I’d read about the Spartan life lived on board ship and now I knew what it was like at first hand. Only one pan and one pot on board! Well, I’d have to buckle down and show that I was capable of adjusting to anything. I wanted to see every corner of these islands. One pot and one pan!

‘Why!’ I said aloud. ‘I could do with just the pot if it came to a pinch. Boil in it first and fry in it afterwards.’

‘Pity it wasn’t the other way round,’ the captain said. ‘If you could do with just the pan I could use the pot in the dinghy as a bailer.’

I tipped the pup out of the pot where it was again curled up and hid pot and pan in the oven. Then I turned my attention to the provisions.
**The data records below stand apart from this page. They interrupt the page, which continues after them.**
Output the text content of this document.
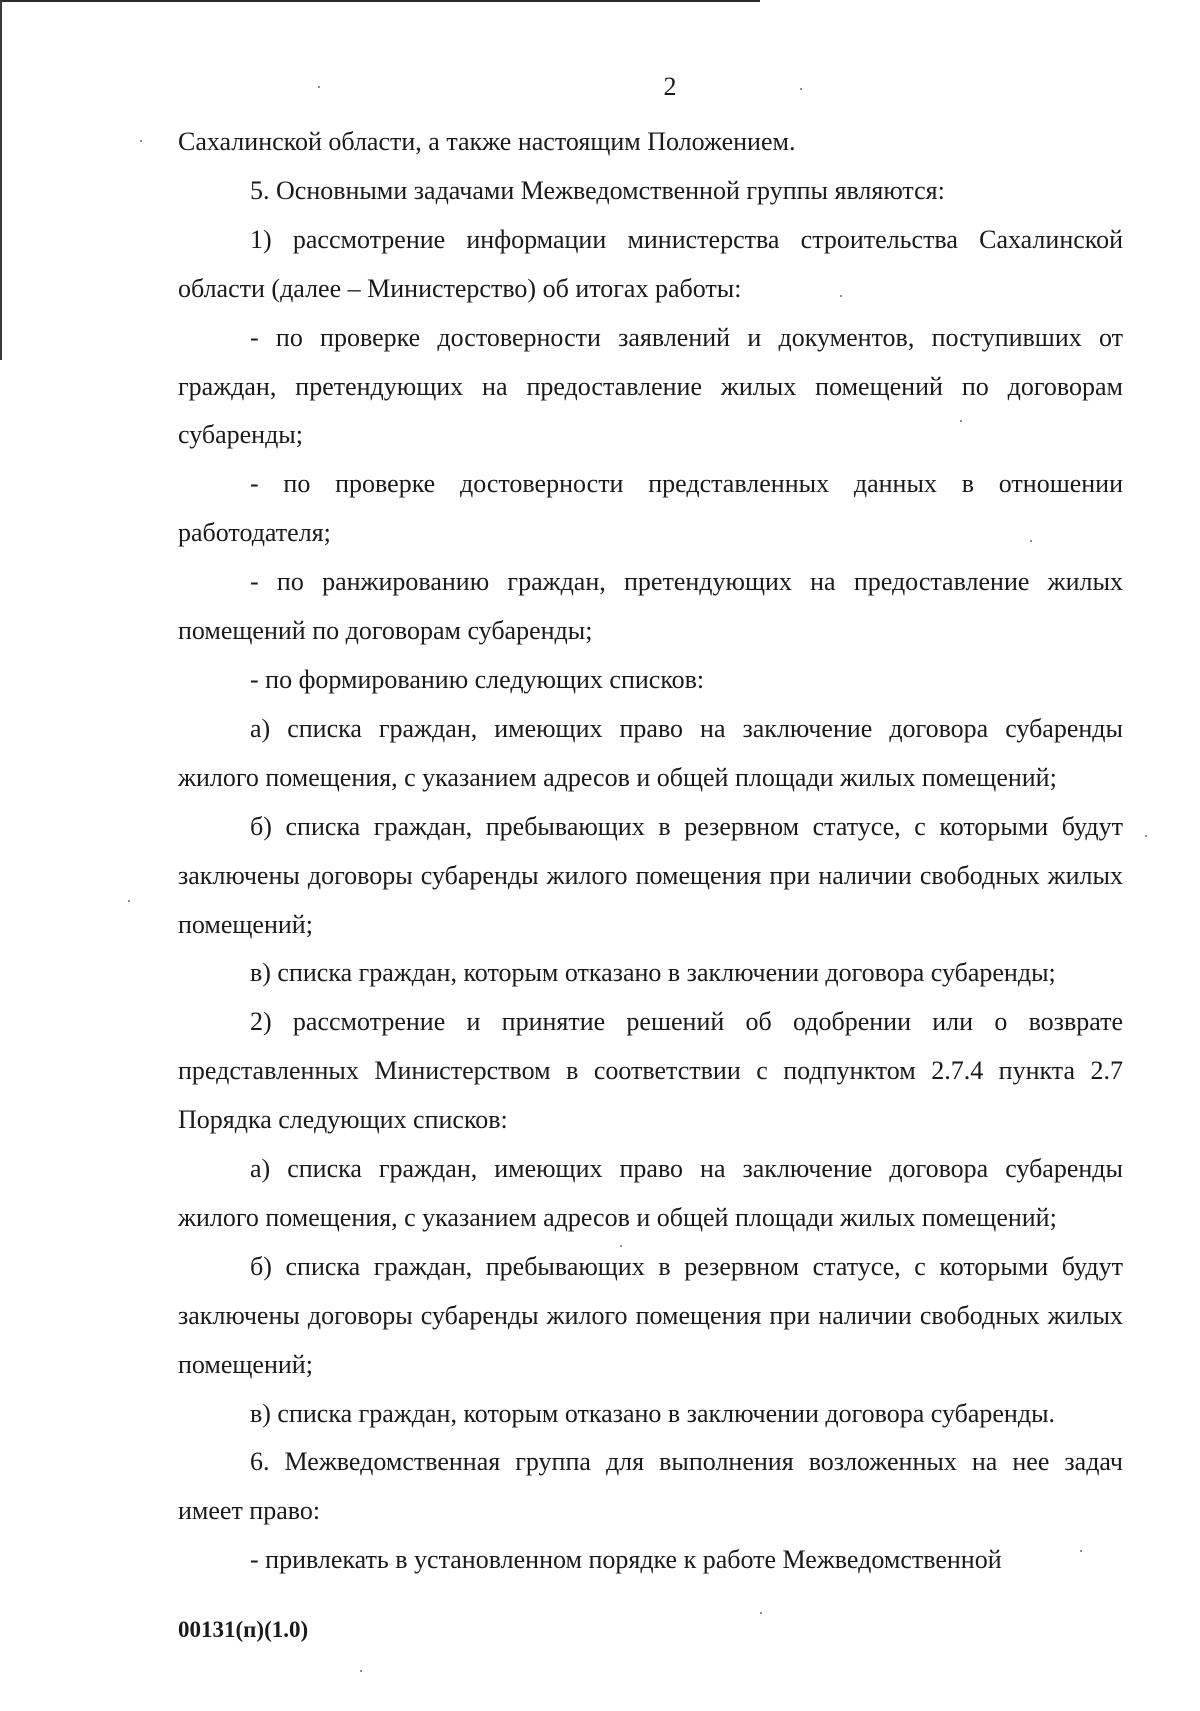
2

Сахалинской области, а также настоящим Положением.

5. Основными задачами Межведомственной группы являются:

1) рассмотрение информации министерства строительства Сахалинской области (далее – Министерство) об итогах работы:

- по проверке достоверности заявлений и документов, поступивших от граждан, претендующих на предоставление жилых помещений по договорам субаренды;

- по проверке достоверности представленных данных в отношении работодателя;

- по ранжированию граждан, претендующих на предоставление жилых помещений по договорам субаренды;

- по формированию следующих списков:

а) списка граждан, имеющих право на заключение договора субаренды жилого помещения, с указанием адресов и общей площади жилых помещений;

б) списка граждан, пребывающих в резервном статусе, с которыми будут заключены договоры субаренды жилого помещения при наличии свободных жилых помещений;

в) списка граждан, которым отказано в заключении договора субаренды;

2) рассмотрение и принятие решений об одобрении или о возврате представленных Министерством в соответствии с подпунктом 2.7.4 пункта 2.7 Порядка следующих списков:

а) списка граждан, имеющих право на заключение договора субаренды жилого помещения, с указанием адресов и общей площади жилых помещений;

б) списка граждан, пребывающих в резервном статусе, с которыми будут заключены договоры субаренды жилого помещения при наличии свободных жилых помещений;

в) списка граждан, которым отказано в заключении договора субаренды.

6. Межведомственная группа для выполнения возложенных на нее задач имеет право:

- привлекать в установленном порядке к работе Межведомственной

00131(п)(1.0)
There were two spaces for storage: one a box built on the deck, the other a corner cupboard, and both so small that one day when Pete was hotly denying to the police that we had game out of season he said, ‘We’ve got no skeletons in our cupboards.’ A policeman replied, ‘A skeleton wouldn’t fit in your cupboards’—and neither would it.

There was no need for me to look twice in the Lilliputian closets to see there was no food. I cried again. ‘Is this all the food there is?’

‘What!’ the captain called back. ‘Is there food there? We are in luck.’